Member of the Legislative Yuan
- In office 1948–1990
- Constituency: Hubei

Personal details
- Born: 8 July 1911 Longkou, Hubei, Qing Empire
- Died: 12 October 2015 (aged 104) Vancouver, Canada

= Yeh Hsieh-chin =

Chinese politician

Yeh Hsieh-chin (葉叶琹, 8 July 1911 – 12 October 2015), also known as Helen Lee or Helen Hsieh-chin Yeh, was a Chinese politician. She was among the first group of women elected to the Legislative Yuan in 1948.

==Biography==
Yeh was born in 1911, a native of Longkou in Jiayu County in Hubei province (present-day Longkou, Honghu). She attended Tianjin Nankai Girls' Middle School, after which she completed a two-year preparatory course for Nankai University. However, she was invited to attend Tsinghua University by its president Luo Jialun as one of the first eleven female students admitted to the university. After graduating from the Department of Politics, she continued as a graduate student until her father asked her to return south in 1933. Leaving university, she moved to Nanjing, where she worked for the Department of Examination and Examination. She married Lee Li-bai, an army general.
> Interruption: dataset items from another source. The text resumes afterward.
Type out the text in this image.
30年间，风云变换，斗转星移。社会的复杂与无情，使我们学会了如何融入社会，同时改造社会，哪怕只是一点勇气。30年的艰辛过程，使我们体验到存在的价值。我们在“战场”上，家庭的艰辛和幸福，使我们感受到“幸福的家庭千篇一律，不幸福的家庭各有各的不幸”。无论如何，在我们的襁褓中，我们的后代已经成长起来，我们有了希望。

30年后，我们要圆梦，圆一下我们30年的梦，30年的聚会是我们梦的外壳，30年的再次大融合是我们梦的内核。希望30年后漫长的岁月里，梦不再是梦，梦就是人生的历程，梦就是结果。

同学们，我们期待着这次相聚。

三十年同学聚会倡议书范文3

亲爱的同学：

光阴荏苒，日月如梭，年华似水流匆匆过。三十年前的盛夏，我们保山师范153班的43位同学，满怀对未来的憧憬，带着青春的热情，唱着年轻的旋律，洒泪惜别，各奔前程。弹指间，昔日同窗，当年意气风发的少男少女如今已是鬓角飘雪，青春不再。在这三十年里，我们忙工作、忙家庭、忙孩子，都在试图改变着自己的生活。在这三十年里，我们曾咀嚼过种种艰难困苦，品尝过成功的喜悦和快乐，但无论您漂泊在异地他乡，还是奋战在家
During the Second Sino-Japanese War Yeh fled to Sichuan with her sister. She became an English translator for the air force in their joint operations with American and British forces, being given the rank of civilian major. At the end of the war, she resigned and flew to Wuhan, finding her parents still alive. Deciding to stay in Wuhan, she joined the Women's Work Committee as director-general. Encouraged by her friends and family, Yeh was a Kuomintang candidate in Hubei in the 1948 elections for the Legislative Yuan and was elected to parliament. She relocated to Taiwan during the Chinese Civil War, where she became president of the Taipei branch of the Zonta International. She also served as director of the National Alliance of Taiwan Women's Associations and became a professor at National Chengchi University.

In September 1990 Yeh resigned from the Legislative Yuan and moved to Vancouver in Canada with her children. In 2006 she donated Can$1 million to Tsinghua University Education Foundation to support its School of Public Administration. She died in Vancouver in 2015.